The lower church of S. Francesco was probably decorated almost immediately after the building was finished, between 1240 and 1250, but these early works are almost obliterated by a second decoration undertaken after 1300. We must therefore turn to the upper church, the paintings of which were probably completed before 1300, as the chief source of our knowledge of the emergence of the new Italian style. It was there that the Italian genius first attained to self-expression in the language of monumental painting—a language which no other nation of modern Europe has ever been able to command except in rare and isolated instances.

And here we plunge at once into a very difficult, perhaps an insoluble problem: who were the painters who carried out this immense scheme of decoration? The archives of the church have been searched in vain, and we are left with a sentence of Ghiberti’s commentary, and Vasari, who here proves an uncertain guide, so that we are thrown chiefly on the resources of internal evidence.

The paintings of the upper church may be briefly enumerated thus: In the choir are faint remains of frescoes of the life of the Virgin; in the right transept a Crucifixion and other subjects almost obliterated; in the left transept another Crucifixion, better preserved, and archangels in the triforium. The nave is divided into an upper and lower series; the upper series contains scenes of the Old and New Testaments, the lower is devoted to the legend of S. Francis, and in alternate vaults of the roof are paintings of single figures.

It would be out of place to discuss all these frescoes in detail, but it may be worth while to select certain typical ones, around which the rest may be grouped, and see how far they bear out what little documentary and traditional authority we have.

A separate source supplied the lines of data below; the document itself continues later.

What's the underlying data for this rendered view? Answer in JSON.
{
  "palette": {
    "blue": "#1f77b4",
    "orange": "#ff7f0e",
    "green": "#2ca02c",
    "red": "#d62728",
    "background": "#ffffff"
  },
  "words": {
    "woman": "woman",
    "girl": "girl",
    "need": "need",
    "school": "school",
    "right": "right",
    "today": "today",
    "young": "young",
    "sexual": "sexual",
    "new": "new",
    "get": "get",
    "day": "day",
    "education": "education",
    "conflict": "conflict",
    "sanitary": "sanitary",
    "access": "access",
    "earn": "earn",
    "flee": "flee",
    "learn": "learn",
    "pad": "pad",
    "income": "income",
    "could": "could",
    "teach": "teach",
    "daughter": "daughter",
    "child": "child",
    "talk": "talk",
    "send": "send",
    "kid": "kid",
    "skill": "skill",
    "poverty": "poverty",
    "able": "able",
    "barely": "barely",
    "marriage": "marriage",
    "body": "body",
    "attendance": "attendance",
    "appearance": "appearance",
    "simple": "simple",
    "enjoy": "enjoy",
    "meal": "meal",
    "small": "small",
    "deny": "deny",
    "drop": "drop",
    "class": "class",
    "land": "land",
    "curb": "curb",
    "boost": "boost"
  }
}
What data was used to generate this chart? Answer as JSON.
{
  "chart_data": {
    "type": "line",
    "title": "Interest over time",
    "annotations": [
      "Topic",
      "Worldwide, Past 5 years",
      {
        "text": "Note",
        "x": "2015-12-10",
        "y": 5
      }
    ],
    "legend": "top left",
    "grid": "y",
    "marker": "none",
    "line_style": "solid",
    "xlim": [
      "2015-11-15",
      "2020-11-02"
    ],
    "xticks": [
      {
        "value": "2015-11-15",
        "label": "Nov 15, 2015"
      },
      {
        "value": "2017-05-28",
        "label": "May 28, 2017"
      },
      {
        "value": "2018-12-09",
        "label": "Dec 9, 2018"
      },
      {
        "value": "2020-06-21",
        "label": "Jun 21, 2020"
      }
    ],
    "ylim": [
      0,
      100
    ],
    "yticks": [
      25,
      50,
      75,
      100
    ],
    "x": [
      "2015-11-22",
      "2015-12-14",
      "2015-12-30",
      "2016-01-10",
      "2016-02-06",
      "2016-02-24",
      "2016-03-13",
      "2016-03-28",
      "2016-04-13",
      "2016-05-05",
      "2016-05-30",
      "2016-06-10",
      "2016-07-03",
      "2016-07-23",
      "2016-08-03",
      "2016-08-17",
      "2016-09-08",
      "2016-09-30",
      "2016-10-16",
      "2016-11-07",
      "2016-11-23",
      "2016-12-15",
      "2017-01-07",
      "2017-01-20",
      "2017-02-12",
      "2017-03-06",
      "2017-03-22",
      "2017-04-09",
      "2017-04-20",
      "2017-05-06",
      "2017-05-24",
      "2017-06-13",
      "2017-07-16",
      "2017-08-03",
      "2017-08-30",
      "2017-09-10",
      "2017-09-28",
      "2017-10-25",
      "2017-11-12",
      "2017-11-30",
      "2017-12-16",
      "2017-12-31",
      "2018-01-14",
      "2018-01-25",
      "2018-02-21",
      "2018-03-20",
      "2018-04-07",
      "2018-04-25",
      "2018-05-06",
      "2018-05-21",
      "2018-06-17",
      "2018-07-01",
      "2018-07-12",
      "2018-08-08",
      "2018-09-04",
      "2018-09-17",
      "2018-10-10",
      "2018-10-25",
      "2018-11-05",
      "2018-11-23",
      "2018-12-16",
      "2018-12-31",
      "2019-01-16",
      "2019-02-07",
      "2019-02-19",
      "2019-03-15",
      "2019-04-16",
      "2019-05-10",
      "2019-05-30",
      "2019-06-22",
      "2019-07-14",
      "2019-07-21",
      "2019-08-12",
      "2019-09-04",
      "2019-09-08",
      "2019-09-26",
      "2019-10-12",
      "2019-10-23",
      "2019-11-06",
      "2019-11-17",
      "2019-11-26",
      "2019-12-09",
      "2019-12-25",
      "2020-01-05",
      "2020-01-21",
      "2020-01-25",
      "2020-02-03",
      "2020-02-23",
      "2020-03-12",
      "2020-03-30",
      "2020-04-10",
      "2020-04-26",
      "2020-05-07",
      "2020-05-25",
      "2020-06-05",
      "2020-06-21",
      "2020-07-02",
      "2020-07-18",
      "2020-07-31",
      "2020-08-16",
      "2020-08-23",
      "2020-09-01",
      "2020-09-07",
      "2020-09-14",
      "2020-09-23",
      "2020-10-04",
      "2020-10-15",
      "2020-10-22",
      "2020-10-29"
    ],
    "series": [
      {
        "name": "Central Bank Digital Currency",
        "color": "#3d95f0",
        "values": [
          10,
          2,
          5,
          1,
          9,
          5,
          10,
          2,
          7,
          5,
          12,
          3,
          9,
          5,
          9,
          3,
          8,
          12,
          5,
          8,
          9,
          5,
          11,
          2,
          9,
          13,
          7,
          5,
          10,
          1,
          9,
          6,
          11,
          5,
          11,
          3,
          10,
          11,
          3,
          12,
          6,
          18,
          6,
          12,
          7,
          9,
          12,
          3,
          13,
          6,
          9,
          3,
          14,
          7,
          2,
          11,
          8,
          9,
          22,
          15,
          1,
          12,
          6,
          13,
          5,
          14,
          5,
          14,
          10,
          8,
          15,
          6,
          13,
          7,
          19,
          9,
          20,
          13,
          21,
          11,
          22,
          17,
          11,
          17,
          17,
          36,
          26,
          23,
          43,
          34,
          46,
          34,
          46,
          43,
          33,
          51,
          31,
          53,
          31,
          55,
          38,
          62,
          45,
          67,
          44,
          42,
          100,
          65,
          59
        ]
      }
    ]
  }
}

We will begin with the Crucifixion of the left transept, which is clearly by an artist of decided and marked personality. It is certainly less pleasing and less accomplished than the works of the later Byzantine school, and in spite of certain motives, such as the floating drapery of the Christ, which show Byzantine reminiscences, it is derived in the main from the native Italian tradition. This is shown in the stumpy proportions of the figures and the crude, not to say hideous, realism of the faces of the crowd. The classical origin of the tradition is still traceable in the sandalled feet and the reminiscence of the toga in some of the draperies. But the chief interest lies in the serious attempt made by the artist to give dramatic reality to the scene in a way never attempted by the less human Byzantines. The action of the Magdalen throwing up both arms in despair is really impressive, and this is a more vivacious rendering of a gesture traditional in Western early Christian art; an instance occurs in the fifth century MS. of Genesis at Vienna. But the artist shows his originality more in the expressive and sometimes beautiful poses of the weeping angels and the natural movements of the Virgin and S. John.

Very nearly allied to this are the archangels of the triforium, and some of the frescoes of the upper scenes in the nave, such as the Nativity and the Betrayal. These belong to the same group, though they are not necessarily by the master of the Crucifixion himself.